The U.S.-based cryptocurrency advocacy group, the Blockchain Association (BA), has presented a comment letter primarily expressing opposition to the tax regulations proposed by the Internal Revenue Service (IRS).
In their November 13 letter, the Blockchain Association highlighted that the IRS's proposed regulations from August, aiming to regulate the sale and trading of digital assets by brokers, extend beyond the agency's authority. According to the association, these rules reflect a "fundamental misunderstanding of the nature of digital assets and decentralization technology." The U.S. Treasury Department had released proposed rules to address challenges in reporting and paying taxes on crypto transactions.

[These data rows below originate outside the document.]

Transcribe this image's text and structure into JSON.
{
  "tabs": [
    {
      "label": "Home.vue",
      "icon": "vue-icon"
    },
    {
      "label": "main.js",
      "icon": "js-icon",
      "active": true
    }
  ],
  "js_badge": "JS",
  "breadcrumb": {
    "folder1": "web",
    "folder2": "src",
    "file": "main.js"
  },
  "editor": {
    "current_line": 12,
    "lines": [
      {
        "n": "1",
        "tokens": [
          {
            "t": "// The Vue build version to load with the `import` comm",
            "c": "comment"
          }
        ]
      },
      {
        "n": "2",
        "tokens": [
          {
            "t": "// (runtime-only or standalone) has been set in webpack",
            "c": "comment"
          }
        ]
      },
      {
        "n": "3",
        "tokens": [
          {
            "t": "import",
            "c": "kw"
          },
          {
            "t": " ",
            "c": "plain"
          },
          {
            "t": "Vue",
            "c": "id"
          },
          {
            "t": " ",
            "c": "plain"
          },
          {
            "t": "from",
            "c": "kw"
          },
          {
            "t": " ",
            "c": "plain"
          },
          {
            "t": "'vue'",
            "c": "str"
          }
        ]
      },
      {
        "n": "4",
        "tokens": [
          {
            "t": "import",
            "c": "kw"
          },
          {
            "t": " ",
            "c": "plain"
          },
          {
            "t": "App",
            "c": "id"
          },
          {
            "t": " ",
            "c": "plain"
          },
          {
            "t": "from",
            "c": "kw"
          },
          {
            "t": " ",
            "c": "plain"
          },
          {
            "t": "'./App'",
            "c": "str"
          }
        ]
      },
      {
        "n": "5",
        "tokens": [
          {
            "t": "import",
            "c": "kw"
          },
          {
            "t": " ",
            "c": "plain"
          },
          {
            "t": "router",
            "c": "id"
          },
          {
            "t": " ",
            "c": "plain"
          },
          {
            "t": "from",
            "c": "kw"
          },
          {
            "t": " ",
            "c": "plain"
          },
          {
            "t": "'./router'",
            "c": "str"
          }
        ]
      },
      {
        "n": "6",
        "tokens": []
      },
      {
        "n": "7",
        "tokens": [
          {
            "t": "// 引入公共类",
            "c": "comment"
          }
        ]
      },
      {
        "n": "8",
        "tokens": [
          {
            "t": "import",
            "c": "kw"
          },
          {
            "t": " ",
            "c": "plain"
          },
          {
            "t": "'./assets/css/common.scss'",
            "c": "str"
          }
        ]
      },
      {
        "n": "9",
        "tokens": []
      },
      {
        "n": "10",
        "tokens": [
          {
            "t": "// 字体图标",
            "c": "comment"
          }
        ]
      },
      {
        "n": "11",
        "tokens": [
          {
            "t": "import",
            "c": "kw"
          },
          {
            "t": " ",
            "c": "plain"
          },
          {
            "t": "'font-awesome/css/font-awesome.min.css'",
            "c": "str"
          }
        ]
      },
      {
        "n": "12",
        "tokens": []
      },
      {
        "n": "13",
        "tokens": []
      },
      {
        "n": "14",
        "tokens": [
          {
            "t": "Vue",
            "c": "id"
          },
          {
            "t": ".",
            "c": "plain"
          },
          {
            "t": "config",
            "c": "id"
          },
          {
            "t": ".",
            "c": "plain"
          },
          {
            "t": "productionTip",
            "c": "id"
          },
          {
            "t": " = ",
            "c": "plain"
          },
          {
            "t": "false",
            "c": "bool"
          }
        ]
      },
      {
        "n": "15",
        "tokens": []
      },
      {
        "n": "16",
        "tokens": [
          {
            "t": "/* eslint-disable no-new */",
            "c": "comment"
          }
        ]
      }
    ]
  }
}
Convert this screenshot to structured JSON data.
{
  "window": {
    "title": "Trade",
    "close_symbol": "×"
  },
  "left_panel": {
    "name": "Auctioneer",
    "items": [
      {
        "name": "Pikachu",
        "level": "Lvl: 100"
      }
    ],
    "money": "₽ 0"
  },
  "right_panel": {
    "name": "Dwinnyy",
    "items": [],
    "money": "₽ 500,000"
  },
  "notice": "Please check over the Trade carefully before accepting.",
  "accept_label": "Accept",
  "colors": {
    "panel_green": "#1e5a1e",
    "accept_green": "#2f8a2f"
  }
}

Among the criticisms expressed by the Blockchain Association, they assert that numerous participants in the cryptocurrency sphere would encounter significant challenges in complying with the proposed regulations. Specifically, the group contends that many individuals engaged in decentralized finance (DeFi) would be "fundamentally unable to comply" with the regulations, viewing the Treasury's proposal as an overreach and potential infringement on constitutional rights, particularly privacy and free speech. Kristin Smith, CEO of the BA, emphasized that the Treasury should thoroughly comprehend the detrimental and impractical aspects of the expanded broker definition, particularly for U.S. decentralized technology developers. Smith further stated that the proposal intrudes upon the privacy rights of individuals leveraging decentralized technologies.
Since the draft's release in August, several U.S. lawmakers, industry leaders, and legal experts have voiced their perspectives on what the proposal signifies for the future of cryptocurrency taxation within the country. According to the current draft, the proposed regulations for reporting cryptocurrencies could take effect in 2026 for transactions conducted in 2025.
In October, Coinbase's chief legal officer, Paul Grewal, raised concerns about the potential adverse effects of the rules, suggesting they could "potentially harm the fledgling industry." Furthermore, a group of U.S. senators expressed support for the measure on paper, advocating for the rules to be enforced by 2026.